In many of these examples, one can fairly question whether the choices made are bad. How do we know that the time saved eating
while driving is not worth the increased accident risk? It is always a challenge to decide whether a particular choice was wrong. If by focusing on a deadline you neglect your kids, was that a bad choice? Who is to say? It depends on the consequences of performing poorly at work, the impact of your absence on your children, and even what you want out of life. An outside observer would need to struggle to untangle these considerations. But by exposing
how
tunneling operates, how some considerations are often ignored, the scarcity mindset can shed light on the issue even without settling these debates.

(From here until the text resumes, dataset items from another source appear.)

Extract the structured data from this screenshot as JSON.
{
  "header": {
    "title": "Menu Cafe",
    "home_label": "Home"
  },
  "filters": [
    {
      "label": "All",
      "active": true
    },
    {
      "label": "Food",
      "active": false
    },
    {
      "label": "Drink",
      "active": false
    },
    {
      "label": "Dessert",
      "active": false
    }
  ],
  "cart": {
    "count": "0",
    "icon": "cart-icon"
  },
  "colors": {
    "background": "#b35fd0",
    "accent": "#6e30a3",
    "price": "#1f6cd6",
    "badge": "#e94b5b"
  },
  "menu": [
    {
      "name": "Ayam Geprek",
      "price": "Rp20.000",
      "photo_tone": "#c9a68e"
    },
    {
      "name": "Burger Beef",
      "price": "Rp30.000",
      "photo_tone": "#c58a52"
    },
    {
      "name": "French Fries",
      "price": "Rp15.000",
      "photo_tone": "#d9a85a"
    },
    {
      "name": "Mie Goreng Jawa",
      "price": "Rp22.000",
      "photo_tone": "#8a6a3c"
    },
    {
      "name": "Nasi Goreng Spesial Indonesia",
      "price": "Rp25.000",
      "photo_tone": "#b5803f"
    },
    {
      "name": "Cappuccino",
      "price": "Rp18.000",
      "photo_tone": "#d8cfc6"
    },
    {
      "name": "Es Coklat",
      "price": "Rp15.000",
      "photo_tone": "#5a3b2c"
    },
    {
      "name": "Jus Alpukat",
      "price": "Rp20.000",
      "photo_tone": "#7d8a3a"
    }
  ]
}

It tells us, for example, that we should be cautious about inferring preferences from behavior. We might see the busy person neglect his children and conclude that he does not care as much about his kids as he does about his work. But that may be wrong, much as it would be wrong to conclude that the uninsured farmer does not particularly care about the loss of his crop to the rains. The busy person may be tunneling. He may value his time with his children greatly, but the project he is rushing to finish pushes all that outside the tunnel. He may look back later in life and report a great deal of anguish about not having spent more time with his children. This is genuine anguish and not merely compliance with a social norm. It is the predictable disappointment of anyone who tunnels. Projects must be finished now; the children will be there tomorrow. Looking back at how our time or money was spent during moments of scarcity, we are bound to be disappointed. Immediate scarcity looms large, and important things unrelated to it will be neglected. When we experience scarcity again and again, these omissions can add up. This should not be confused with a lack of interest; after all,
the person himself regrets it
.

We started this chapter by showing how scarcity captures our attention. We see now that this primitive mechanism compounds into something much larger. Scarcity alters how we look at things; it makes us choose differently. This creates benefits: we are more effective in the moment. But it also comes at a cost: our single-mindedness leads us to neglect things we actually value.